Decision Trees

Methods

Decision trees are a common machine learning technique for both classification and regression problems. In classification problems, we use data to make a prediction of discrete possibilities (for example, whether it will be rainy, snowy, sunny, or cloudy on a given day). On the other hand, in regression problems we use data to make a numerical prediction (for example, the high temperature for a given day). In this scenario, (as in the Naïve Bayes section of this project), we are dealing with a classification problem.

Decision trees identify patterns in the data to construct a hierarchical tree with a single "root node" at the top, and layers of nodes branching down into leaves. The leaf nodes are the end points in the decision tree and determine the classification of the given data.

For example, consider a decision tree designed to classify weather data.
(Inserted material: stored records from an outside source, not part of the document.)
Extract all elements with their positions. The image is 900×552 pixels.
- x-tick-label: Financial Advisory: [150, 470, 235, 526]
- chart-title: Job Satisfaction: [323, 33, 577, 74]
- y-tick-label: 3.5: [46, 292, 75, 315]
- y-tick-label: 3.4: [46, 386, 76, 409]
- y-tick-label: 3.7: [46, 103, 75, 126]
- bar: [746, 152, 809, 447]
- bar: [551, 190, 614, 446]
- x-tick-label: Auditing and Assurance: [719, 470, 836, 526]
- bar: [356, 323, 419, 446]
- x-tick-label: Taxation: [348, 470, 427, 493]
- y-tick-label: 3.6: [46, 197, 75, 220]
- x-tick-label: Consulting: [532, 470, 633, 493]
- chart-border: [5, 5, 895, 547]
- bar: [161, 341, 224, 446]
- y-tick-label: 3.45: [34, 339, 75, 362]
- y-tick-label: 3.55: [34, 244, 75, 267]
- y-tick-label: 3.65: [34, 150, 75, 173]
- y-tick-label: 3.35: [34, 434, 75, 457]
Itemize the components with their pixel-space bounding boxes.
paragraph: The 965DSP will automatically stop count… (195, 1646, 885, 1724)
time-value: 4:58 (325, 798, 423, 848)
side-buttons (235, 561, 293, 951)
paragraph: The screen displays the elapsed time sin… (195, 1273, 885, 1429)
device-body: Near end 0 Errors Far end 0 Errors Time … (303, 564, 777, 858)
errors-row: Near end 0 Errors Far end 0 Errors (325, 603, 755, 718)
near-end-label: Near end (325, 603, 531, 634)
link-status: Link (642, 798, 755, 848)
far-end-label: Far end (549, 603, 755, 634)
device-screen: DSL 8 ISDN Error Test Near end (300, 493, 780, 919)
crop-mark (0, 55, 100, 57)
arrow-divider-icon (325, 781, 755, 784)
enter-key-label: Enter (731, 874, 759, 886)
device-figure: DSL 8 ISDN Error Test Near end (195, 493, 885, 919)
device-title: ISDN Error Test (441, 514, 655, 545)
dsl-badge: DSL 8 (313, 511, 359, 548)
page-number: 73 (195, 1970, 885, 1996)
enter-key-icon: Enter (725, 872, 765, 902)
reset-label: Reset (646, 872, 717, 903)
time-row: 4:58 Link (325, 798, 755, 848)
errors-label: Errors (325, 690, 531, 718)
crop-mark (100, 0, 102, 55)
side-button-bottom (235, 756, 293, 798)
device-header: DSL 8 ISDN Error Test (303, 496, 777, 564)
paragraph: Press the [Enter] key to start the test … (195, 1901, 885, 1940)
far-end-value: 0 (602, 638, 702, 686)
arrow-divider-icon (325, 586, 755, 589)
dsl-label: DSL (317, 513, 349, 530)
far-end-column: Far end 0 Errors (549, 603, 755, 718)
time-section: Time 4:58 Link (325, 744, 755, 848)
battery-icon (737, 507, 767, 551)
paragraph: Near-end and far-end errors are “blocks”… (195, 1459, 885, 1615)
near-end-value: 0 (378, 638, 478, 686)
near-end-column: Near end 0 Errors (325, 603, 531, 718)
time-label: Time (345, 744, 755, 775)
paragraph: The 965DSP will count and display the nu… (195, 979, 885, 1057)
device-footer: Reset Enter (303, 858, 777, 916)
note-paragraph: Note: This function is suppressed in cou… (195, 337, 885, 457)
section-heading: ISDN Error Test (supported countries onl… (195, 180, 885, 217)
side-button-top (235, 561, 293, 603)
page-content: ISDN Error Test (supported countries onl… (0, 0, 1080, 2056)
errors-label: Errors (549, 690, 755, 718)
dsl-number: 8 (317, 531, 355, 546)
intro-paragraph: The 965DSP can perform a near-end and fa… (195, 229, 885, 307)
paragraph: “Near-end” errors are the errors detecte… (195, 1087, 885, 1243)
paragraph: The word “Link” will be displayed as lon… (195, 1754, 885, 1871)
Suppose we have features such as the previous day's temparature, air pressure, humidity, or other features that may contribute to an accurate prediction of the next day's forecast. The root node may have a "decision" such as whether or not the temperature from the given input was greater than 70 degrees Fahrenheit. If the condition is met, we traverse left down the tree to the next node, or we traverse right if it is not met. This process continues until we reach a leaf node that finally declares the predicted label (sunny, rainy, etc.) for the given input.

Class Distribution

In this section, we take the same task as in the Naïve Bayes section of predicting whether a given tweet about a school shooting is expressing an opinion about the incident or conveying news about the incident. After we import our data, we check the balance of labels in our dataset:

	Count	Percentage
Opinion	16,944	53.7%
News	14,580	46.3%

As we can see, the data is very well-balanced, meaning the number of "Opinion" tweets is roughly equal to the number of "News" tweets. This is desirable for the algorithm results.

Feature Selection

Because we performed this analysis in the Naive Bayes section, there is no need for further feature selection or data preprocessing.

Model Tuning

We will now determine the optimal depth for the decision tree by training 20 decision trees at varying maximum depths.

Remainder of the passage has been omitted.